Come contro le Filippine, la squadra di Sacchetti domina anche la seconda sfida del Mondiale 2019 con un grande Jeff Brooks
02.09.2019 11:14 di Fabio Cavagnera Twitter:    Vedi letture
Italia, altro dominio con l’Angola: il preolimpico è in tasca

Missione compiuta. Dopo aver travolto le Filippine, l’Italia domina anche l’Angola (92-61) e stacca il passaggio alla seconda fase del Mondiale con un turno d’anticipo, così come la certezza di disputare almeno il preolimpico l'anno prossimo. La formazione di Sacchetti ha mostrato una faccia più ‘cattiva’, per un match un po’ più ruvido dell’esordio, trovando comunque buone soluzioni offensive e passandosi con costanza la palla, oltre ad un solido lavoro difensivo. Partita positiva di tutta la squadra, con una menzione per un Jeff Brooks tornato ai suoi migliori livelli.

Dopo lo 0-4 iniziale, firmato da Moreira, gli azzurri prendono subito il comando del confronto: il primo sorpasso è di Gallinari, poi tocca a Belinelli ed Hackett dare il primo allungo (16-8 al 6’).

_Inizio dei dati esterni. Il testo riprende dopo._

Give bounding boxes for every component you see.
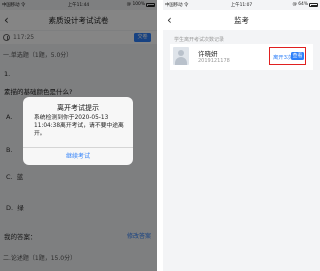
status-bar: 中国移动 令 上午11:07 @ 64% bbox=[163, 0, 320, 10]
student-id: 2019121178 bbox=[198, 58, 230, 64]
student-record-card: 许晓妍 2019121178 离开3次 查看 bbox=[170, 44, 313, 70]
leave-exam-dialog: 离开考试提示 系统检测到你于2020-05-13 11:04:38离开考试，请不… bbox=[23, 97, 133, 165]
nav-bar: ‹ 监考 bbox=[163, 10, 320, 30]
student-name: 许晓妍 bbox=[198, 50, 218, 58]
exam-screen: 中国移动 令 上午11:44 @ 100% ‹ 素质设计考试试卷 117:25 … bbox=[0, 0, 157, 271]
dialog-title: 离开考试提示 bbox=[57, 104, 99, 112]
battery-label: @ 64% bbox=[292, 2, 308, 7]
view-button[interactable]: 查看 bbox=[291, 51, 304, 60]
dialog-message: 系统检测到你于2020-05-13 11:04:38离开考试，请不要中途离开。 bbox=[34, 115, 124, 137]
continue-exam-button[interactable]: 继续考试 bbox=[23, 151, 133, 160]
avatar-body-shape bbox=[175, 57, 187, 65]
avatar bbox=[173, 47, 189, 65]
avatar-head-shape bbox=[178, 50, 184, 56]
battery-icon bbox=[309, 3, 318, 7]
proctor-screen: 中国移动 令 上午11:07 @ 64% ‹ 监考 学生离开考试次数记录 许晓妍… bbox=[163, 0, 320, 271]
page-title: 监考 bbox=[234, 16, 249, 25]
dialog-divider bbox=[23, 147, 133, 148]
leave-record-heading: 学生离开考试次数记录 bbox=[174, 37, 225, 43]
leave-count: 离开3次 bbox=[273, 55, 293, 61]
highlight-annotation-box: 离开3次 查看 bbox=[269, 47, 306, 65]
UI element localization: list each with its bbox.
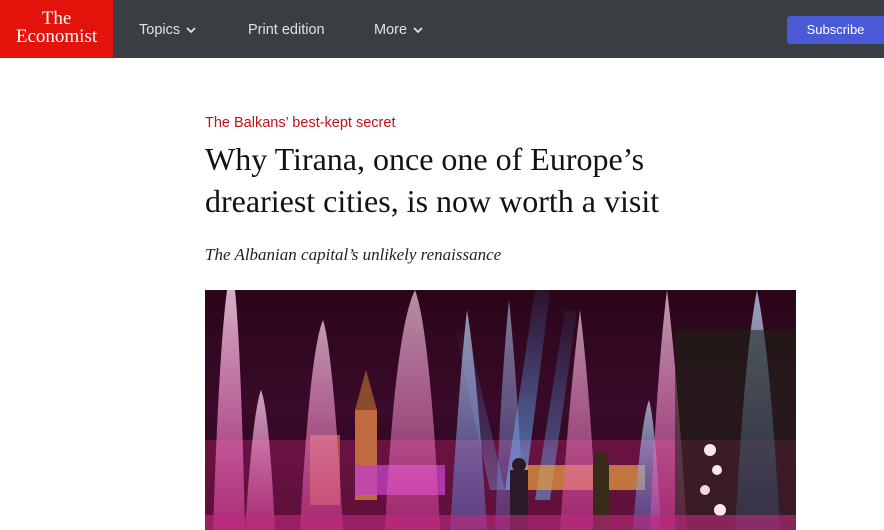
- headline-line-2: dreariest cities, is now worth a visit: [205, 183, 660, 219]
- fountain-night-scene-image: [205, 290, 796, 530]
- article-headline: Why Tirana, once one of Europe’s drearie…: [205, 138, 765, 222]
- chevron-down-icon: [186, 27, 196, 34]
- nav-print-edition[interactable]: Print edition: [248, 20, 325, 40]
- subscribe-button[interactable]: Subscribe: [787, 16, 884, 44]
- hero-image: [205, 290, 796, 530]
- logo-line-2: Economist: [15, 26, 98, 47]
- chevron-down-icon: [413, 27, 423, 34]
- nav-topics-label: Topics: [139, 22, 181, 38]
- economist-logo[interactable]: The Economist: [0, 0, 113, 58]
- nav-more[interactable]: More: [374, 20, 423, 40]
- headline-line-1: Why Tirana, once one of Europe’s: [205, 141, 645, 177]
- article-standfirst: The Albanian capital’s unlikely renaissa…: [205, 245, 502, 264]
- top-navigation-bar: The Economist Topics Print edition More …: [0, 0, 884, 58]
- nav-topics[interactable]: Topics: [139, 20, 196, 40]
- nav-print-edition-label: Print edition: [248, 22, 325, 38]
- article-rubric[interactable]: The Balkans’ best-kept secret: [205, 115, 395, 131]
- nav-more-label: More: [374, 22, 408, 38]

Il giocatore degli Spurs diventa il quinto marcatore della storia della Nazionale e porta gli uomini di Sacchetti alla prima doppia cifra di vantaggio poco dopo, per un’Italia già con 5 recuperi e 10 rimbalzi al 10’. La partita è un po’ più fisica e l’energia di Brooks è l’anima del parziale di 9-0, con cui gli azzurri piazzano un allungo pesante, per poi toccare il +23 (44-21) sulla sirena dell’intervallo lungo. 

La musica non cambia nella ripresa, quando si sblocca anche capitan Datome e la squadra di Sacchetti piazza l’allungo definitivo, quello in cui vengono superati i 30 punti di scarto, con il solo Morais a trovare qualche canestro per gli africani. I minuti finali, come contro le Filippine, servono per dare spazio e far trovare ritmo anche a chi aveva giocato un po’ meno, con tensione nei secondi finali tra Gentile e Paulo, quest'ultimo espulso, dopo una testata all'azzurro (solo una medicazione per lui). Tra due giorni la sfida con la Serbia per il primo posto nel girone, con l’animo sereno di aver già tagliato il traguardo minimo, ma con la voglia di provare a stupire, sognare e regalarsi qualcosa di davvero importante.